La filmographie de Jean-Louis Trintignant est impressionnante et prouve son discernement, car elle ne comporte que peu d'oeuvres médiocres. On le verra dans "Ma nuit chez Maud", le meilleur Eric Rohmer selon moi, dans "Le train" de Granier-Deferre en 1973 auprès de Romy Schneider, dans "Les violons du bal" de Michel Drach en 1973, "La terrasse" d'Ettore Scola en 1980 et dans "Passion d'amour" toujours de Scola en 1981, dans "Vivement dimanche" de Truffaut en 1983, dans "L'été prochain" de Nadine Trintignant en 1985, dans "Merci la vie" de Bertrand Blier en 1990 et on l'appréciera d'autre part sur scène, lors de ses récitals de poésie qui sont pour lui l'occasion de renouer avec ses amours de jeunesse. Depuis 1996, il s'est retiré à Uzès et lancé dans une nouvelle aventure en achetant le domaine vinicole Rouge Garance (un hommage à Arletty). Il y produit 20.000 bouteilles de côtes du Rhône chaque année. Je passe mon temps dans les vignes, je veille aux assemblages - dit-il. Après une carrière exemplaire, conduite avec intelligence, et des épreuves très douloureuses, l'acteur avait retrouvé la paix dans ce tête à tête avec la nature, le seul poème qui les surpasse tous.

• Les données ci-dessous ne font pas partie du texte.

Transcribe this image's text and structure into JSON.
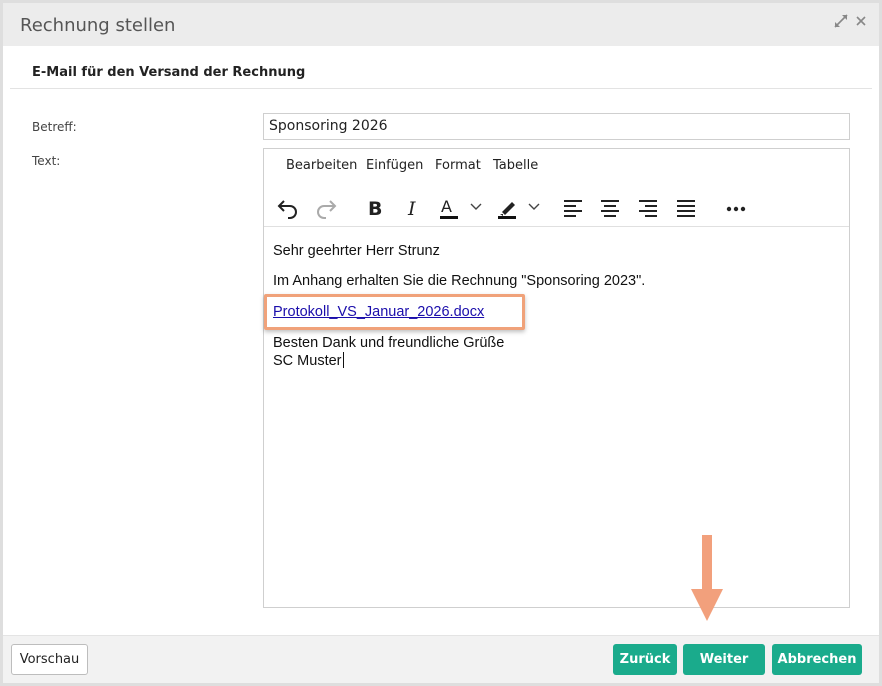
{
  "dialog": {
    "title": "Rechnung stellen",
    "section_title": "E-Mail für den Versand der Rechnung"
  },
  "form": {
    "subject_label": "Betreff:",
    "subject_value": "Sponsoring 2026",
    "text_label": "Text:"
  },
  "editor": {
    "menu": [
      "Bearbeiten",
      "Einfügen",
      "Format",
      "Tabelle"
    ],
    "toolbar_icons": [
      "undo-icon",
      "redo-icon",
      "bold-icon",
      "italic-icon",
      "text-color-icon",
      "highlight-color-icon",
      "align-left-icon",
      "align-center-icon",
      "align-right-icon",
      "align-justify-icon",
      "more-icon"
    ],
    "paragraphs": {
      "greeting": "Sehr geehrter Herr Strunz",
      "body": "Im Anhang erhalten Sie die Rechnung \"Sponsoring 2023\".",
      "attachment_link": "Protokoll_VS_Januar_2026.docx",
      "closing_line1": "Besten Dank und freundliche Grüße",
      "closing_line2": "SC Muster"
    }
  },
  "footer": {
    "preview_label": "Vorschau",
    "back_label": "Zurück",
    "next_label": "Weiter",
    "cancel_label": "Abbrechen"
  },
  "colors": {
    "primary": "#1aab8c",
    "annotation": "#f0a27a",
    "link": "#1a0dab"
  }
}
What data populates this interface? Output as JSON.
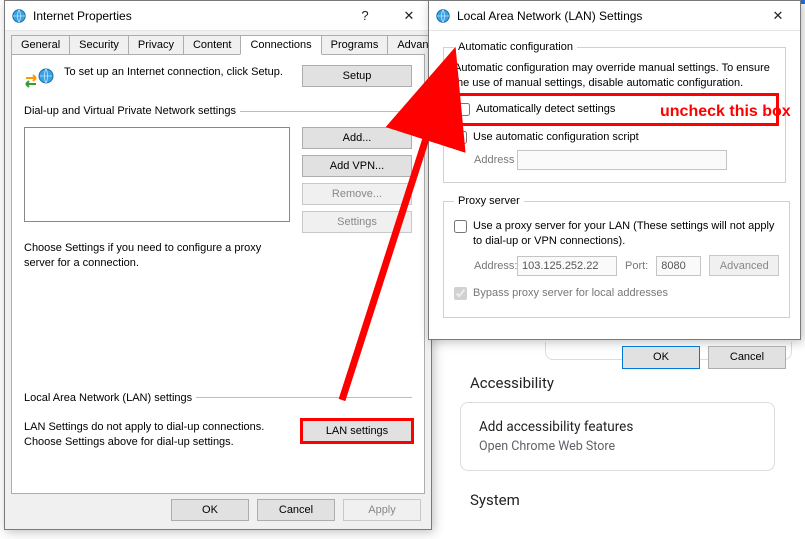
{
  "ip": {
    "title": "Internet Properties",
    "tabs": [
      "General",
      "Security",
      "Privacy",
      "Content",
      "Connections",
      "Programs",
      "Advanced"
    ],
    "activeTab": 4,
    "setup_text": "To set up an Internet connection, click Setup.",
    "setup_btn": "Setup",
    "group_dialup": "Dial-up and Virtual Private Network settings",
    "btn_add": "Add...",
    "btn_addvpn": "Add VPN...",
    "btn_remove": "Remove...",
    "btn_settings": "Settings",
    "dialup_help": "Choose Settings if you need to configure a proxy server for a connection.",
    "group_lan": "Local Area Network (LAN) settings",
    "lan_help": "LAN Settings do not apply to dial-up connections. Choose Settings above for dial-up settings.",
    "btn_lan": "LAN settings",
    "btn_ok": "OK",
    "btn_cancel": "Cancel",
    "btn_apply": "Apply"
  },
  "lan": {
    "title": "Local Area Network (LAN) Settings",
    "group_auto": "Automatic configuration",
    "auto_desc": "Automatic configuration may override manual settings.  To ensure the use of manual settings, disable automatic configuration.",
    "chk_autodetect": "Automatically detect settings",
    "chk_autoscript": "Use automatic configuration script",
    "lbl_address": "Address",
    "group_proxy": "Proxy server",
    "chk_proxy": "Use a proxy server for your LAN (These settings will not apply to dial-up or VPN connections).",
    "lbl_proxy_addr": "Address:",
    "val_proxy_addr": "103.125.252.22",
    "lbl_proxy_port": "Port:",
    "val_proxy_port": "8080",
    "btn_advanced": "Advanced",
    "chk_bypass": "Bypass proxy server for local addresses",
    "btn_ok": "OK",
    "btn_cancel": "Cancel"
  },
  "annotation": {
    "uncheck": "uncheck this box"
  },
  "chrome": {
    "section": "Accessibility",
    "card_t1": "Add accessibility features",
    "card_t2": "Open Chrome Web Store",
    "section2": "System"
  }
}
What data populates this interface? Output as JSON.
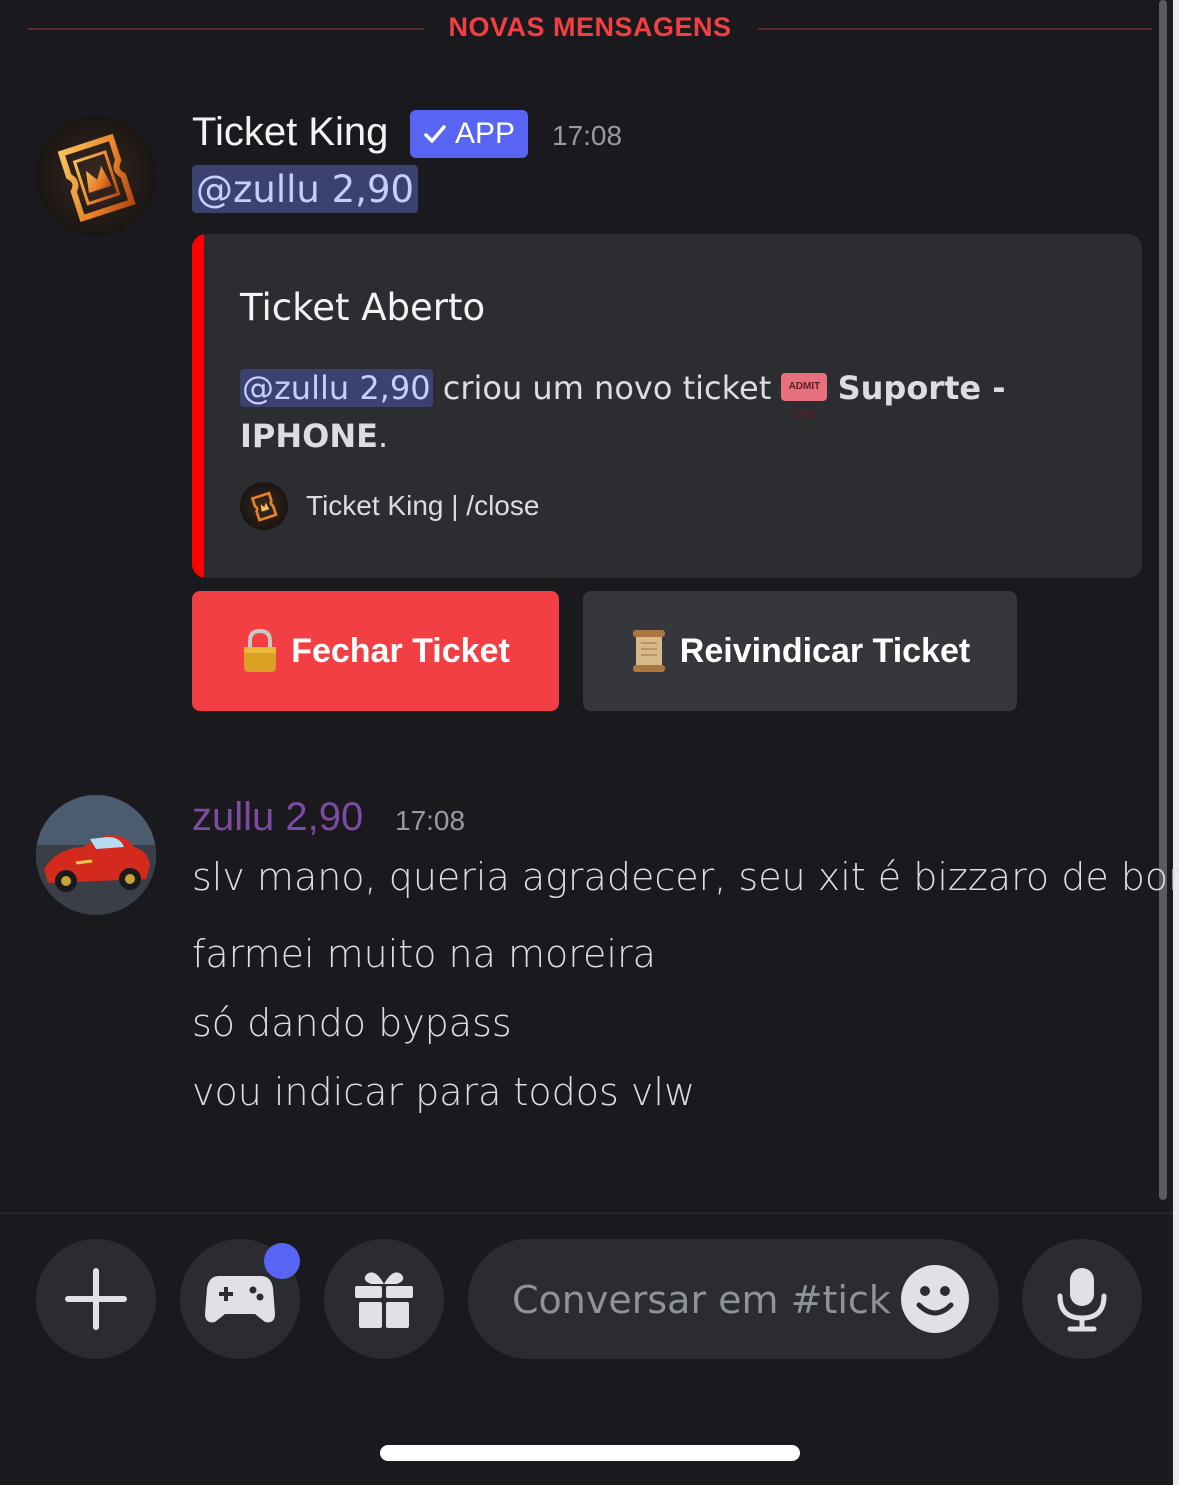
{
  "divider": {
    "label": "NOVAS MENSAGENS"
  },
  "bot_message": {
    "author": "Ticket King",
    "app_tag": "APP",
    "time": "17:08",
    "mention": "@zullu 2,90",
    "embed": {
      "accent_color": "#ff0000",
      "title": "Ticket Aberto",
      "mention": "@zullu 2,90",
      "text_before": " criou um novo ticket ",
      "ticket_emoji": "ADMIT ONE",
      "bold_text": "Suporte - IPHONE",
      "text_after": ".",
      "footer": "Ticket King | /close"
    },
    "buttons": {
      "close_label": "Fechar Ticket",
      "claim_label": "Reivindicar Ticket"
    }
  },
  "user_message": {
    "author": "zullu 2,90",
    "time": "17:08",
    "lines": [
      "slv mano, queria agradecer, seu xit é bizzaro de bom",
      "farmei muito na moreira",
      "só dando bypass",
      "vou indicar para todos vlw"
    ]
  },
  "composer": {
    "placeholder": "Conversar em #tick..."
  },
  "colors": {
    "background": "#1a1a1e",
    "danger": "#f23f43",
    "blurple": "#5865f2",
    "user_name": "#7d4ba1"
  }
}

Néanmoins, il sortait de cette réserve pour des récitals de poésie et pour le film "Amour" de Michael Haneke au côté d'Emmanuelle Riva qui obtint la Palme d'or du Festival de Cannes 2012. Bien qu'atteint d'un cancer, Jean-Louis avait encore tourné avec Haneke "Happy End", peut-être le film de trop pensaient certains critiques qui ne cessaient de l'étriller, tout en reconnaissant que Trintignant parvenait à tirer son épingle du jeu de cet opus affligeant. Et puis n'oublions pas "Un homme et une femme" de Claude Lelouch en 1966 dont la musique, comme les visages des deux acteurs, resteront à jamais en nos mémoires.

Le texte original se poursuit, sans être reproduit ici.